Je pense que ce que je fais est plus éclectique. Marble Arch, c’est un mélange d’influences. C’est très pop, très ouvert. « Pop » ça peut être un mot grossier pour certains, ou un synonyme de niais, moi ça ne me dérange pas, au contraire. Quand il s’agit de mettre une étiquette sur un Bandcamp ou quelque chose comme ça, j’ai pas honte de mettre « pop » parce que ça englobe pas mal de choses, dont certaines que j’adore. Faire des chansons, dans le sens couplet/refrain avec des ambiances très différentes, pour moi c’est pop. Je cherche des ambiances comme ça, un peu changeantes, pour éviter la répétition. Mais derrière ça, il y a bien sûr une grosse ambiance shoegaze, des lignes de voix moins linéaires. J’aime le shoegaze, mais pas seulement, j’aime les mélanges, on va dire. Avec Marble Arch, j’essaie de sortir du tout-shoegaze. J’adore le shoegaze comme j’aime écouter les Beatles. Je crois qu’il y a beaucoup d’Erik Satie dans ma musique. C’est une recherche d’ambiance avant tout, mêlée à une certaine timidité.

Pourquoi avoir été tenté par un projet solo ? Qu’est-ce que t’apporte Marble Arch que ne t’apportait pas Maria False ?

On continue toujours avec Maria False, c’est important de le rappeler. On a un concert bientôt à l’Espace B d’ailleurs, le 6 novembre avec Dead Horse One. Mais on se voit moins parce que le groupe est un peu éclaté, entre un qui est à Lannion, l’autre à Nantes. Moi j’ai commencé à jouer seul quand j’ai commencé à bosser. Comme j’avais plus le temps de voir les autres et que je voulais continuer à jouer, j’ai fait des trucs dans mon coin. J’ai mis des sons de côté, des sortes de maquettes, en me disant : je vais proposer ça aux gars (de Maria False) et s’ils en veulent pas, je les garde pour moi. Après j’ai eu une période de chômage qui m’a permis d’avoir du temps pour finaliser certains morceaux, de mettre du vernis par-dessus. Ça a été un mal pour un bien, en quelque sorte, parce que sans ça les morceaux seraient sans doute encore en train de dormir au fond de mon ordinateur.

Comment es-tu passé d’une place de guitariste-compositeur, mais pas vraiment leader, à une place où, d’une part tu chantes, et d’autre part tu fais un peu tout tout seul, de la composition à la production ?

En fait, j’ai d’abord tout composé à la guitare. Après j’ai posé les batteries, avec l’aide de Bernard, le bassiste de Maria False. C’est un touche-à-tout et c’était vraiment très cool de bosser avec lui. Au début, il m’accompagnait sur une petite batterie jazz, et ensuite on a rajouté des pistes de boîte à rythmes. Sur plusieurs morceaux, on a doublé les pistes de batterie avec de la boîte à rythmes. Et ensuite j’ai rajouté les paroles. Je crois qu’écrire des paroles, c’est vraiment mon point faible. J’avais jamais chanté jusqu’à présent, c’est pas quelque chose de naturel, sans doute une forme de timidité. J’avais besoin de me mettre un coup de pied au cul. J’avais quelques lignes de voix en tête, autant les mettre. Au début, ça me faisait bizarre de m’entendre. Il y a un trac particulier lié à ça, parce que je suis tout seul et que je chante. Là c’est mon troisième concert, après un concert à Rennes où j’étais invité par Venera 4 et une première partie de Girls Names au Mondo Bizarro, à Rennes aussi, donc je commence à digérer un peu le chant, à me dire que je peux le faire et à être à l’aise avec ma voix.

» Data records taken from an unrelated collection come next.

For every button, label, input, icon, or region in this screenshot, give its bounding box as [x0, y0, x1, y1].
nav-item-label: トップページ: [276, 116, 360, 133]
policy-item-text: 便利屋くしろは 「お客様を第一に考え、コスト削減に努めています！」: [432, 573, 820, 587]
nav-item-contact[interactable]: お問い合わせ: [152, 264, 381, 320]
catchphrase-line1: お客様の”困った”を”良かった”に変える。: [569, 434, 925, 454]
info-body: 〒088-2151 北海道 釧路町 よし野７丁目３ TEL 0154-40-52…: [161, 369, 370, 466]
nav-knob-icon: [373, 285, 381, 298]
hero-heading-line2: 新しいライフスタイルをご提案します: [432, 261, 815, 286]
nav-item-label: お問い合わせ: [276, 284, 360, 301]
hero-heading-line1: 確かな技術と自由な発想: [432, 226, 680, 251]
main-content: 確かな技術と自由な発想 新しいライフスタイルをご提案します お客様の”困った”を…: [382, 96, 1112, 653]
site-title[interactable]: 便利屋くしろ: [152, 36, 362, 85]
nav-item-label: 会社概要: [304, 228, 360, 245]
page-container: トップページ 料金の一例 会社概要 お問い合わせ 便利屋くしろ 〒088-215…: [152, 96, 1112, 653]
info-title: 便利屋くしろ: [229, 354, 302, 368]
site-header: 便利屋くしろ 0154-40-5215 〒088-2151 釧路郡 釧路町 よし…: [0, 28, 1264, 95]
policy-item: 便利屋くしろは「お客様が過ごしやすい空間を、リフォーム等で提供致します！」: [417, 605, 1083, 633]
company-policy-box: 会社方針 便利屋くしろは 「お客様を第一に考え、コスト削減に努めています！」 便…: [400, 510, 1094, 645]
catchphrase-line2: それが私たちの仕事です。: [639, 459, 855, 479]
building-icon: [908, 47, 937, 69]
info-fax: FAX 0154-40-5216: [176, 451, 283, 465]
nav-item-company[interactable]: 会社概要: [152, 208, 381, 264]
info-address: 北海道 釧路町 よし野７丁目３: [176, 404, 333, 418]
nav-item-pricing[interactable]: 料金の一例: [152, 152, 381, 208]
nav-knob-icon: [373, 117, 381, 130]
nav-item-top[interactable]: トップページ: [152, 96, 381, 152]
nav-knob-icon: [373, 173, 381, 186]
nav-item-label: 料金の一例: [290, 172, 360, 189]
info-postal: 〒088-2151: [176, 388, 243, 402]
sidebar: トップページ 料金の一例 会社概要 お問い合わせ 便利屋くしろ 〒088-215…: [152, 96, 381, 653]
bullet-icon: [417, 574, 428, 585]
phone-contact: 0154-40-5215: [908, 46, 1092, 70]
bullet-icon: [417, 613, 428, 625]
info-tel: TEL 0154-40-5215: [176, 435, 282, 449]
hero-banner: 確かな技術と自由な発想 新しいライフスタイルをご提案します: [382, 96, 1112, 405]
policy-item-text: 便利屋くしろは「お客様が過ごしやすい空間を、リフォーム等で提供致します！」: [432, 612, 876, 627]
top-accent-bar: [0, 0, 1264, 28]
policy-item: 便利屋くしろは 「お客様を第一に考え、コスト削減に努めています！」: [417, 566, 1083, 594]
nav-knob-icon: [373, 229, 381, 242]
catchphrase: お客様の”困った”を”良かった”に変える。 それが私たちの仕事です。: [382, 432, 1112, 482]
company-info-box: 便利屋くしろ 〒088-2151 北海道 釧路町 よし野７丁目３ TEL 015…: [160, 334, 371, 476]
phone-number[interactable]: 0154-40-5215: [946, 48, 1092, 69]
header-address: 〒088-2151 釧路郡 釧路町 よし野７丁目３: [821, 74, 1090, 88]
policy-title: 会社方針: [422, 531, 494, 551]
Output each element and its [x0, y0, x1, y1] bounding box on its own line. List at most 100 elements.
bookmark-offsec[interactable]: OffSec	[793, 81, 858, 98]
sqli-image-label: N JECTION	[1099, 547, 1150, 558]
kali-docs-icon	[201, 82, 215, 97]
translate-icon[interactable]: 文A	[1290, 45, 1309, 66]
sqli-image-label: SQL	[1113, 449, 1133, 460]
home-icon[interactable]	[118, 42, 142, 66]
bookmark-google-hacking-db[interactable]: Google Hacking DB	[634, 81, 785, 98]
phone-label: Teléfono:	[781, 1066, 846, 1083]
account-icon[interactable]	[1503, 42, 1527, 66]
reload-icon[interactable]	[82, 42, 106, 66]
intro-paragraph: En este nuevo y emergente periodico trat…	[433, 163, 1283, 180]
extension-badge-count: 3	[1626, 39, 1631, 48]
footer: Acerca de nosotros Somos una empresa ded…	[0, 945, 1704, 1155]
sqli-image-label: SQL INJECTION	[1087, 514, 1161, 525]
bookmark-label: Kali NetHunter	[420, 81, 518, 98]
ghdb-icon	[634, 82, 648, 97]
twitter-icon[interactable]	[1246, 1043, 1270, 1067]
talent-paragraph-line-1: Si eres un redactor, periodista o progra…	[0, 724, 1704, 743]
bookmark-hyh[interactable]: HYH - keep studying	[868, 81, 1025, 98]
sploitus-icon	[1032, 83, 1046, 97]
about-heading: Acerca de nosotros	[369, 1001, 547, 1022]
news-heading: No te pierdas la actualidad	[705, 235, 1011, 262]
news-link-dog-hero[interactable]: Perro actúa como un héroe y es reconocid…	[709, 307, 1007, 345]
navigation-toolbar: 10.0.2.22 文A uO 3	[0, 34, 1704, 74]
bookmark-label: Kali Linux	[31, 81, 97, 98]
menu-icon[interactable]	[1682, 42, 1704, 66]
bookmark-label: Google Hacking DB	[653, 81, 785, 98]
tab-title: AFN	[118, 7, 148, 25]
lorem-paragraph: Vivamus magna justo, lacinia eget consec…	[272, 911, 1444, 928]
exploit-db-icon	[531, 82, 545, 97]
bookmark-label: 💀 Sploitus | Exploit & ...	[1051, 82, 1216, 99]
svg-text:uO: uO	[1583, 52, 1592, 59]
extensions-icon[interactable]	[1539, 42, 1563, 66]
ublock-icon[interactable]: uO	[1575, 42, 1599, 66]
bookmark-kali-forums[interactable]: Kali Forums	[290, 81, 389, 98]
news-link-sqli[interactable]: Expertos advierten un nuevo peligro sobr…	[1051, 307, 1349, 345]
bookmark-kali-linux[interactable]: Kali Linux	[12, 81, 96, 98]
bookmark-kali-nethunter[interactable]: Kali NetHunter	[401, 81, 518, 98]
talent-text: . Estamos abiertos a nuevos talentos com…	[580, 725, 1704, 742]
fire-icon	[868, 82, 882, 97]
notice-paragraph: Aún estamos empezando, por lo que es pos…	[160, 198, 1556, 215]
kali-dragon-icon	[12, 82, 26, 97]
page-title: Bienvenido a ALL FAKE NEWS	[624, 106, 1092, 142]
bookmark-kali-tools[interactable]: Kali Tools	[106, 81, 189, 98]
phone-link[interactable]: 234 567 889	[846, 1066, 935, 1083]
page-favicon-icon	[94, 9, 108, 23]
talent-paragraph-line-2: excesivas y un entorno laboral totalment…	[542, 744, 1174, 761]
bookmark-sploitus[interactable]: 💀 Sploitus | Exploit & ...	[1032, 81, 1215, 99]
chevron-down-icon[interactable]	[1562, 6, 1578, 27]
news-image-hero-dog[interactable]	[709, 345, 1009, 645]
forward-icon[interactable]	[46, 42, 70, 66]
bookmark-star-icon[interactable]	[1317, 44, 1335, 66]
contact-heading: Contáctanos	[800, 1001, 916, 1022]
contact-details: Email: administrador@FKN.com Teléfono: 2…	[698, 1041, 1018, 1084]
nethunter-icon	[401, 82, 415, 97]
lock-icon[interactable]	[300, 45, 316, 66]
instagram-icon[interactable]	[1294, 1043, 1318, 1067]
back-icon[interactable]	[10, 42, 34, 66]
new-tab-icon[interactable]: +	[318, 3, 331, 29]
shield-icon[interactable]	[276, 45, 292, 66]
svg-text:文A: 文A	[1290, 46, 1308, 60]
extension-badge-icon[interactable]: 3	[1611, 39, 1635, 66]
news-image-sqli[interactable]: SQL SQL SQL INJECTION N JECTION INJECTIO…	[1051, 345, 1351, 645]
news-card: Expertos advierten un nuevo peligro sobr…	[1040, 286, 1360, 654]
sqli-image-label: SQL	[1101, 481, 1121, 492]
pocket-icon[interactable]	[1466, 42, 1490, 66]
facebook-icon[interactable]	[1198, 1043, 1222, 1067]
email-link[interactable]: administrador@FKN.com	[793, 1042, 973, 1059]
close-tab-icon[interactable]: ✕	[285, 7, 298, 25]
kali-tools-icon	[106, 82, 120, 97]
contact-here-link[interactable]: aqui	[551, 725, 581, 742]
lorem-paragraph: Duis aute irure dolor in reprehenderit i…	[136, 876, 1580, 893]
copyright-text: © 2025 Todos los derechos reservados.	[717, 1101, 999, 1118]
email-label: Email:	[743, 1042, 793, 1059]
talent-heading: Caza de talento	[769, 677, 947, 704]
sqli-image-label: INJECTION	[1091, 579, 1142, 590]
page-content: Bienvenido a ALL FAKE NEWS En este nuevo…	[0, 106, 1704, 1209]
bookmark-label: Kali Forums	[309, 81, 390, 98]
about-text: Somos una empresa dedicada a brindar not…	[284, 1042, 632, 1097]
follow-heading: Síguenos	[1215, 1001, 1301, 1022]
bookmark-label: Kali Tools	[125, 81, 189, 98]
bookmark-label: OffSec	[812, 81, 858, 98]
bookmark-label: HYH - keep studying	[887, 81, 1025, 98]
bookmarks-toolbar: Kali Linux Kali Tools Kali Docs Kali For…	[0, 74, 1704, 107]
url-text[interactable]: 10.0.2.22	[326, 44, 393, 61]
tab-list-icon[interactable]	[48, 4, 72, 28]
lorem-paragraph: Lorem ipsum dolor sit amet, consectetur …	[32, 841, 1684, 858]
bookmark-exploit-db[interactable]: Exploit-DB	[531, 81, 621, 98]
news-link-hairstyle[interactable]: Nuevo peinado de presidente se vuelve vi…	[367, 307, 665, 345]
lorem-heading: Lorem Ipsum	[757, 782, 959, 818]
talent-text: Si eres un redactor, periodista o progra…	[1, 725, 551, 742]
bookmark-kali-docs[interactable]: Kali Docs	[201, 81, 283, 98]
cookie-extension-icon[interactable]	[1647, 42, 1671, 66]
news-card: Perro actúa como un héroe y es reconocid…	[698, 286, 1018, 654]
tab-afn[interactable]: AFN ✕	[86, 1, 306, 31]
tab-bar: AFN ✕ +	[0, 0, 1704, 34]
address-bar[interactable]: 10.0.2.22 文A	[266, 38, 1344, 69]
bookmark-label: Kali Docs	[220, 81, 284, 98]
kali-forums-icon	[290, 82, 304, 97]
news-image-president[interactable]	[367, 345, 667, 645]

Du coup le chant en anglais, c’est un refuge ? Une volonté de privilégier les lignes vocales au discours ?

En fait j’ai même jamais pensé à chanter en français parce que ça ne fait pas partie des choses que j’écoute. A part deux-trois trucs genre Gainsbourg, Miossec ou Dominique A, j’écoute vraiment très rarement de la musique française. Chanter en anglais, c’est quelque chose d’instinctif.

Pourquoi avoir signé sur Le Turc Mécanique, un label qui fait en partie écho à cette scène-là ? Un disque co-signé par Requiem Pour Un Twister d’ailleurs.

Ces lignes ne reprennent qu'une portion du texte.